Un autre exemple est l’emploi de l’adjectif « upaithric » pour signifier l’ouverture des constructions antiques sur la nature et le commerce qu’entretenaient alors avec elle les Grecs de l’Antiquité, source de leur perfection artistique, philosophique et, plus relativement, politique. L’adjectif et son concept même peuvent être considérés comme un import de conversations qu’il avait eues avec Peacock, tous deux l’employant déjà en 1817 dans des poèmes antérieurs au voyage en Italie, Rhododaphne ; or the Thessalian Spell pour le dernier, et Laon and Cythna pour le premier. L’adjectif « upaithric » a beau dépayser Shelley vers la Grèce antique, autre lieu et autre temps, il n’en exprime pas moins une idée préconçue recouvrant la réalité de l’actuelle Pompéi, dont il ne dit pas tout.
Conclusion
La projection d’un discours familier sur le pays étranger qui le dépayse, lui, plus encore que le voyageur qui discourt, conduit à se demander s’il n’est finalement pas plus facile de se dépayser chez soi qu’à l’étranger.
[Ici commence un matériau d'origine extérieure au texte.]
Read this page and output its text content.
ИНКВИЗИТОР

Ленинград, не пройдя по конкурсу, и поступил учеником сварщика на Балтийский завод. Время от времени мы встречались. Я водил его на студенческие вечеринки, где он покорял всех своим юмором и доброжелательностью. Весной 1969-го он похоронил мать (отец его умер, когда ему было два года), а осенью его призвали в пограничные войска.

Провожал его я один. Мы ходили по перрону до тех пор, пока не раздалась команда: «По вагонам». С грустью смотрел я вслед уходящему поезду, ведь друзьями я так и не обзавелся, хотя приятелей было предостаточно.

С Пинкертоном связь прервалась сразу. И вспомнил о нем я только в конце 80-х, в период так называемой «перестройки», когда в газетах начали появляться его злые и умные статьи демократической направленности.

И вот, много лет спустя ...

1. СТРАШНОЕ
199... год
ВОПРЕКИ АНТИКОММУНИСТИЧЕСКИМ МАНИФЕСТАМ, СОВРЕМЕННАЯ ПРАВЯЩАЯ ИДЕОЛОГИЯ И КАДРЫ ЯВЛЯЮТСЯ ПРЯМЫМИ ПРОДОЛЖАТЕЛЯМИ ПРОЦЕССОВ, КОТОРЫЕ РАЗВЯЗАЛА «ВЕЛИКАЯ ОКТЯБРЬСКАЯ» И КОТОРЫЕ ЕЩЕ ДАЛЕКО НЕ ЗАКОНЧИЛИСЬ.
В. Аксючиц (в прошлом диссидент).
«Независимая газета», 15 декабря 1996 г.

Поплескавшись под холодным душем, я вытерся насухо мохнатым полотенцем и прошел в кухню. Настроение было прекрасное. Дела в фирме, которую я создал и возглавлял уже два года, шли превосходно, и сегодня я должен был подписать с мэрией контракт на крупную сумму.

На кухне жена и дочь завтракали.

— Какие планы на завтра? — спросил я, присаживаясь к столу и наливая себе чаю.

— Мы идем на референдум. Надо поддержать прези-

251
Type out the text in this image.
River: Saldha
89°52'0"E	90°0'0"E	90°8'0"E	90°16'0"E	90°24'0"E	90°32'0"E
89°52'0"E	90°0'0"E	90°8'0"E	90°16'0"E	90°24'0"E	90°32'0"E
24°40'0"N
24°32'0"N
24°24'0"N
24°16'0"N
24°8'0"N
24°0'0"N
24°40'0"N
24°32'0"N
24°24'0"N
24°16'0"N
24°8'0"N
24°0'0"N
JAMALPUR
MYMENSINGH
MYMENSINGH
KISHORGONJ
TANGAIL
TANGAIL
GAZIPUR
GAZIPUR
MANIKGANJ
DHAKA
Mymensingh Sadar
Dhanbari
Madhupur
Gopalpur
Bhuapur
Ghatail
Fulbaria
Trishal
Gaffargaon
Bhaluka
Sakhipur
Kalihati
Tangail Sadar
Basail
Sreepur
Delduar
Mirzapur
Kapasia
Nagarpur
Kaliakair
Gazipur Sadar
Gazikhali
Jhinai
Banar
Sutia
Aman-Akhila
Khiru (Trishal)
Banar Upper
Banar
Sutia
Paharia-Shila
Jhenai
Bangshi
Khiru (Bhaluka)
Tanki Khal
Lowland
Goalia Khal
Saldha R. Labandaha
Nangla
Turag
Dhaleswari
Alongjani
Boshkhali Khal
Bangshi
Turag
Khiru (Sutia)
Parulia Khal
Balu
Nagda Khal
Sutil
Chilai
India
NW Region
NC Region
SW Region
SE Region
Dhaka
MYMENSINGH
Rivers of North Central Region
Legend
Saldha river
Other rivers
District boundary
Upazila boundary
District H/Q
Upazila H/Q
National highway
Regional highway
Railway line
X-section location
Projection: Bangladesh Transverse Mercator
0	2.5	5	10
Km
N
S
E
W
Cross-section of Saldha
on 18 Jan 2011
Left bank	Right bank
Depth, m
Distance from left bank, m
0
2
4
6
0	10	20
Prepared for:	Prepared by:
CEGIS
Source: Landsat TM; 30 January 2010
C’est ce que semblent penser Mary Shelley et Bram Stoker lorsqu’ils relocalisent leur diégèse suisse et transylvanienne en Grande Bretagne. Il suffit d’un élément exogène pour rendre le quotidien dépaysant, parce que, pour le coup, on ne s’y attend pas. Au contraire, il y a parfois tellement d’attentes chez les voyageurs, du fait de ce qu’ils ont déjà entendu dire ou de ce qu’ils ont lu, qu’ils sont finalement peu étonnés par ce qu’ils voient. Même les expressions « astonishment » et « stagger the imagination » employées par les Shelley renvoient au discours préétabli du sublime, dont les règles ont été dictées plus d’un demi-siècle plus tôt. La déception de William Wordsworth lorsqu’il découvre le Mont Blanc est ainsi loin d’être une posture et est tout à fait pertinente :
That day we first
Beheld the summit of Mount Blanc, and grieved
To have a soulless image on the eye
Which had usurped upon a living thought
That never more could be39. […]
Shelley a beau craindre de parler comme un touriste (« The tourists tell you all about these things, & I am afraid of stumbling on their language when I enumerate what is so well known40. »), non seulement il le fait, mais il se comporte aussi parfois comme tel. Benjamin Colbert a beau le décrire cherchant sa propre voix, en se démarquant de Eustace et consorts, le poète ne réussit que partiellement. Mais ce n’est pas non plus parce qu’il s’aide d’un discours préétabli pour décrire ses expériences qu’il n’est pas sincère, ou que ses descriptions n’ont aucune valeur poétique. Le moi, et donc le familier, ont une place primordiale dans le romantisme, dont l’objet est avant tout l’expression de sentiments profonds et authentiques. Il serait ainsi bien artificiel de rejeter ses fantasmes, ce que ne fait même pas le concepteur de la « negative capability », John Keats. Seulement, la prise de conscience qu’il existe un autre à découvrir, dans toute sa nouveauté, son caractère inattendu et donc son dépaysement, offre de nouvelles possibilités à l’artiste ou au voyageur.